The article highlights the importance of the latest Supreme Court Judgement making daughter coparcener in own right by birth removing the conditions laid down in the previous judgement.
Background
- In Vineeta Sharma v. Rakesh Sharma (2020), the Supreme Court held that a coparcener’s daughter would become a coparcener in her own right by birth.
Amendment in 2005 and related SC judgement
- There is a difference between rights conferred by the Hindu Succession Act of 1956 and the amendment to that act in 2005.
- In 1956 Act, equal right of succession at par with a son was given to a daughter, but only after the demise of the father or mother.
- The 2005 amendment gave the right to property to a daughter in a joint Hindu family during the lifetime of the father.
- In Prakash v. Phulavati 2005, the Supreme Court decided on the prospectivity or retrospectivity of the law creating coparcenary rights in favour of daughters.

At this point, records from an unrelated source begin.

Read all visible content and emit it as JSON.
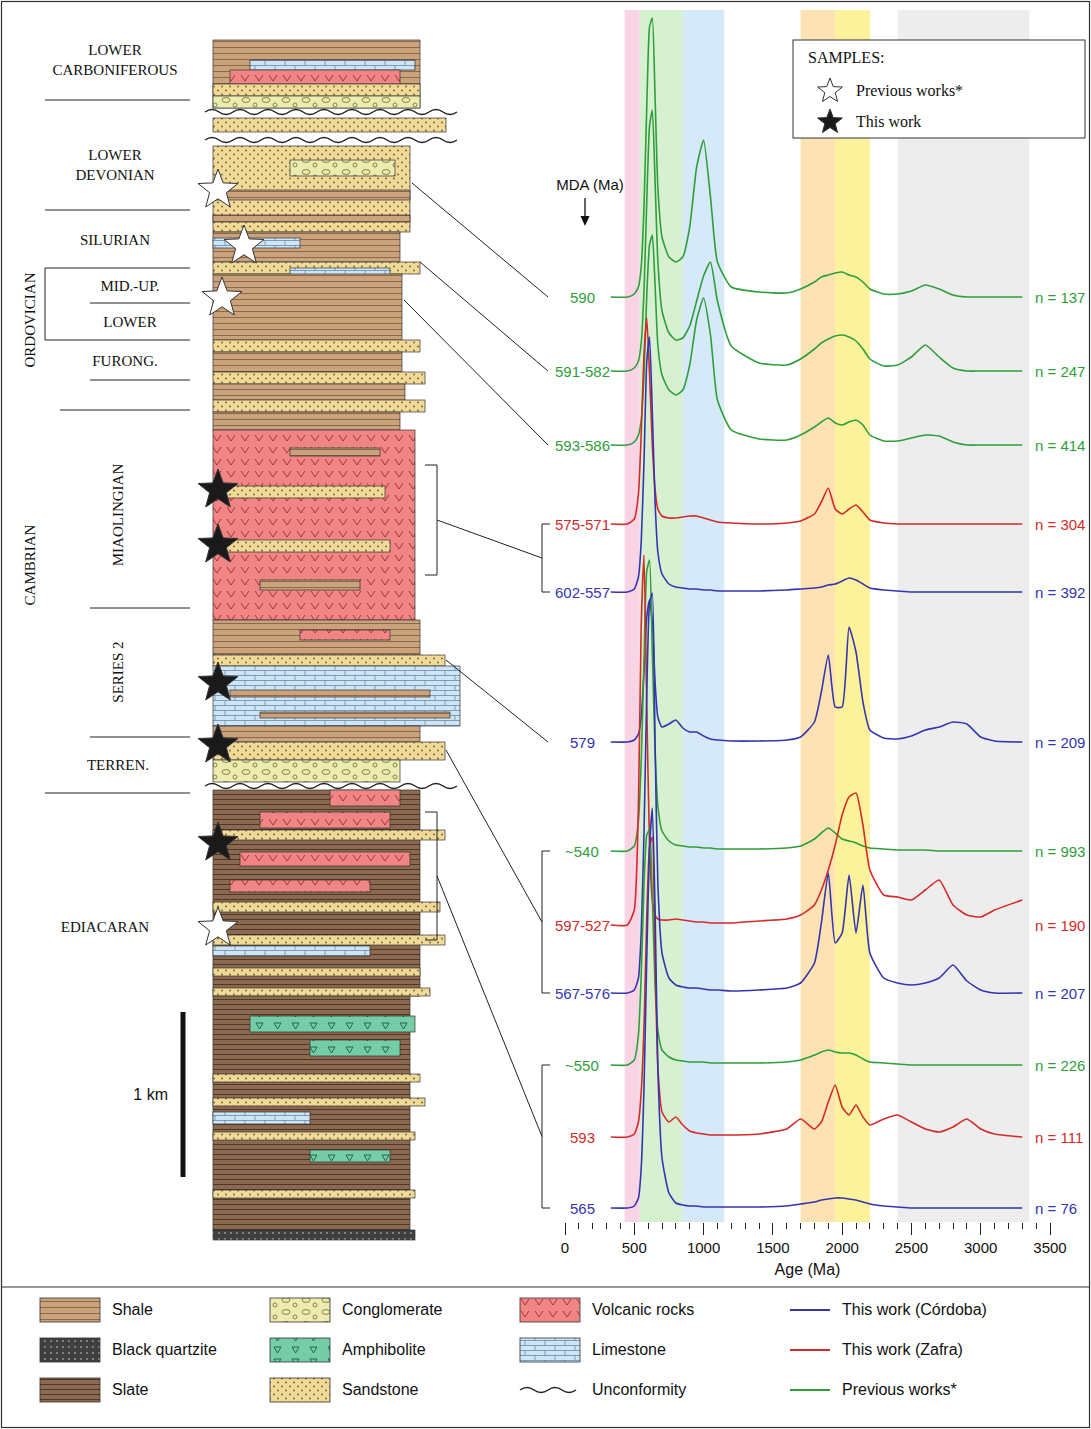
{
  "column": {
    "units": [
      "LOWER CARBONIFEROUS",
      "LOWER DEVONIAN",
      "SILURIAN",
      "ORDOVICIAN",
      "MID.-UP.",
      "LOWER",
      "FURONG.",
      "CAMBRIAN",
      "MIAOLINGIAN",
      "SERIES 2",
      "TERREN.",
      "EDIACARAN"
    ],
    "scale_bar": "1 km"
  },
  "samples": {
    "title": "SAMPLES:",
    "items": [
      "Previous works*",
      "This work"
    ]
  },
  "key": {
    "items": [
      {
        "label": "Shale"
      },
      {
        "label": "Black quartzite"
      },
      {
        "label": "Slate"
      },
      {
        "label": "Conglomerate"
      },
      {
        "label": "Amphibolite"
      },
      {
        "label": "Sandstone"
      },
      {
        "label": "Volcanic rocks"
      },
      {
        "label": "Limestone"
      },
      {
        "label": "Unconformity"
      },
      {
        "label": "This work (Córdoba)",
        "color": "#3535b0"
      },
      {
        "label": "This work (Zafra)",
        "color": "#d42a2a"
      },
      {
        "label": "Previous works*",
        "color": "#2f9e3a"
      }
    ]
  },
  "chart_data": {
    "type": "line",
    "x_label": "Age (Ma)",
    "mda_label": "MDA (Ma)",
    "xlim": [
      0,
      3500
    ],
    "xticks": [
      0,
      500,
      1000,
      1500,
      2000,
      2500,
      3000,
      3500
    ],
    "ylim": [
      0,
      1212
    ],
    "tick_labels": "x",
    "grid": false,
    "bands": [
      {
        "from": 430,
        "to": 540,
        "color": "#f9d4e4"
      },
      {
        "from": 540,
        "to": 850,
        "color": "#d7f0d2"
      },
      {
        "from": 850,
        "to": 1150,
        "color": "#d6e9f8"
      },
      {
        "from": 1700,
        "to": 2200,
        "color": "#fde3b4"
      },
      {
        "from": 1950,
        "to": 2200,
        "color": "#fdf29c"
      },
      {
        "from": 2400,
        "to": 3350,
        "color": "#ededed"
      }
    ],
    "x": [
      330,
      450,
      500,
      530,
      550,
      570,
      590,
      610,
      630,
      650,
      670,
      700,
      750,
      800,
      850,
      900,
      950,
      1000,
      1050,
      1100,
      1200,
      1400,
      1600,
      1700,
      1800,
      1850,
      1900,
      1950,
      2000,
      2050,
      2100,
      2150,
      2200,
      2300,
      2400,
      2500,
      2600,
      2700,
      2800,
      2900,
      3000,
      3100,
      3300
    ],
    "series": [
      {
        "color": "#2f9e3a",
        "mda": "590",
        "n": "n = 137",
        "values": [
          925,
          925,
          928,
          935,
          955,
          1015,
          1115,
          1195,
          1204,
          1125,
          1035,
          985,
          965,
          960,
          965,
          995,
          1055,
          1082,
          1025,
          960,
          935,
          930,
          929,
          933,
          940,
          945,
          947,
          949,
          950,
          947,
          945,
          940,
          933,
          928,
          928,
          931,
          937,
          933,
          927,
          925,
          925,
          925,
          925
        ]
      },
      {
        "color": "#2f9e3a",
        "mda": "591-582",
        "n": "n = 247",
        "values": [
          851,
          851,
          854,
          861,
          879,
          931,
          1021,
          1096,
          1112,
          1041,
          961,
          911,
          889,
          882,
          884,
          896,
          921,
          946,
          960,
          921,
          876,
          859,
          857,
          863,
          873,
          879,
          883,
          886,
          887,
          885,
          881,
          873,
          863,
          856,
          857,
          865,
          877,
          865,
          854,
          851,
          851,
          851,
          851
        ]
      },
      {
        "color": "#2f9e3a",
        "mda": "593-586",
        "n": "n = 414",
        "values": [
          777,
          777,
          780,
          787,
          802,
          847,
          927,
          977,
          987,
          937,
          877,
          847,
          832,
          827,
          832,
          857,
          902,
          924,
          887,
          822,
          792,
          783,
          782,
          787,
          795,
          800,
          804,
          799,
          797,
          800,
          802,
          797,
          787,
          781,
          781,
          784,
          787,
          786,
          780,
          777,
          777,
          777,
          777
        ]
      },
      {
        "color": "#d42a2a",
        "mda": "575-571",
        "n": "n = 304",
        "values": [
          698,
          698,
          703,
          728,
          788,
          868,
          904,
          848,
          778,
          733,
          713,
          706,
          704,
          704,
          705,
          706,
          706,
          704,
          702,
          700,
          699,
          698,
          699,
          701,
          708,
          720,
          734,
          713,
          708,
          713,
          717,
          710,
          702,
          699,
          698,
          698,
          698,
          698,
          698,
          698,
          698,
          698,
          698
        ]
      },
      {
        "color": "#3535b0",
        "mda": "602-557",
        "n": "n = 392",
        "values": [
          630,
          630,
          633,
          645,
          680,
          760,
          860,
          885,
          810,
          720,
          670,
          648,
          638,
          635,
          634,
          633,
          633,
          632,
          632,
          631,
          631,
          631,
          632,
          633,
          634,
          635,
          637,
          638,
          641,
          644,
          642,
          638,
          634,
          632,
          631,
          630,
          630,
          630,
          630,
          630,
          630,
          630,
          630
        ]
      },
      {
        "color": "#3535b0",
        "mda": "579",
        "n": "n = 209",
        "values": [
          480,
          480,
          482,
          488,
          505,
          550,
          605,
          622,
          600,
          540,
          505,
          495,
          498,
          502,
          494,
          490,
          490,
          486,
          483,
          482,
          481,
          481,
          482,
          485,
          500,
          530,
          567,
          515,
          515,
          595,
          570,
          520,
          492,
          484,
          483,
          486,
          492,
          495,
          500,
          498,
          485,
          481,
          480
        ]
      },
      {
        "color": "#2f9e3a",
        "mda": "~540",
        "n": "n = 993",
        "values": [
          371,
          371,
          376,
          401,
          461,
          561,
          651,
          662,
          571,
          471,
          416,
          391,
          381,
          377,
          376,
          375,
          375,
          374,
          374,
          373,
          373,
          373,
          374,
          376,
          383,
          389,
          394,
          389,
          383,
          381,
          379,
          376,
          374,
          373,
          372,
          372,
          372,
          371,
          371,
          371,
          371,
          371,
          371
        ]
      },
      {
        "color": "#d42a2a",
        "mda": "597-527",
        "n": "n = 190",
        "values": [
          297,
          297,
          312,
          417,
          597,
          667,
          517,
          377,
          322,
          307,
          303,
          302,
          302,
          303,
          302,
          301,
          300,
          300,
          299,
          299,
          299,
          301,
          303,
          307,
          317,
          332,
          352,
          377,
          407,
          425,
          429,
          397,
          352,
          327,
          325,
          322,
          332,
          342,
          317,
          307,
          305,
          312,
          322
        ]
      },
      {
        "color": "#3535b0",
        "mda": "567-576",
        "n": "n = 207",
        "values": [
          229,
          229,
          232,
          244,
          289,
          389,
          529,
          619,
          629,
          479,
          339,
          269,
          244,
          237,
          235,
          234,
          234,
          233,
          232,
          232,
          231,
          232,
          234,
          239,
          259,
          299,
          349,
          279,
          289,
          347,
          289,
          337,
          269,
          244,
          239,
          237,
          239,
          244,
          257,
          241,
          232,
          229,
          229
        ]
      },
      {
        "color": "#2f9e3a",
        "mda": "~550",
        "n": "n = 226",
        "values": [
          157,
          157,
          162,
          187,
          247,
          337,
          387,
          392,
          327,
          237,
          192,
          172,
          165,
          162,
          161,
          160,
          160,
          160,
          159,
          159,
          159,
          159,
          160,
          162,
          167,
          170,
          172,
          170,
          169,
          169,
          167,
          163,
          160,
          159,
          158,
          157,
          157,
          157,
          157,
          157,
          157,
          157,
          157
        ]
      },
      {
        "color": "#d42a2a",
        "mda": "593",
        "n": "n = 111",
        "values": [
          85,
          85,
          88,
          100,
          130,
          195,
          305,
          375,
          385,
          265,
          155,
          110,
          100,
          105,
          97,
          91,
          89,
          88,
          87,
          87,
          87,
          88,
          93,
          103,
          93,
          100,
          120,
          137,
          115,
          107,
          117,
          105,
          97,
          103,
          107,
          100,
          93,
          90,
          95,
          103,
          93,
          88,
          85
        ]
      },
      {
        "color": "#3535b0",
        "mda": "565",
        "n": "n = 76",
        "values": [
          14,
          14,
          16,
          24,
          54,
          134,
          264,
          374,
          414,
          314,
          154,
          64,
          29,
          19,
          17,
          16,
          16,
          15,
          15,
          15,
          15,
          15,
          16,
          18,
          20,
          22,
          23,
          24,
          24,
          23,
          22,
          20,
          18,
          16,
          15,
          14,
          14,
          14,
          14,
          14,
          14,
          14,
          14
        ]
      }
    ]
  }
}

- It created a condition that the rights under the amendment are applicable only to living daughters of living coparceners as on September 9, 2005; however, it gave no reason as to why this was chosen as a condition.
- The status of a daughter to be subject to her father being alive is apparently a mistake.
- The death of an individual should not determine the rights of their heirs.
- If any right had accrued in the daughter’s favour by a legislation, the same can’t be disturbed by death of her father.
What the SC said in latest judgement
- In the present judgment, Vineeta Sharma v. Rakesh Sharma , the court rightly held that as laid down in Section 6 (1) (a), daughter is to be a coparcener by birth; so there is no question of being prospective or retrospective.
- It is the physical status that matters and should not be linked to a date.
- Even in the case of unregistered partition deeds executed before December 20, 2004, the court has opened a new window for daughters.
- Daughters can claim a right even in an unregistered partition deed which has not been proved conclusively.
Conclusion
There is a need to examine all the existing laws and wherever discriminatory practices exist, they need to be amended appropriately.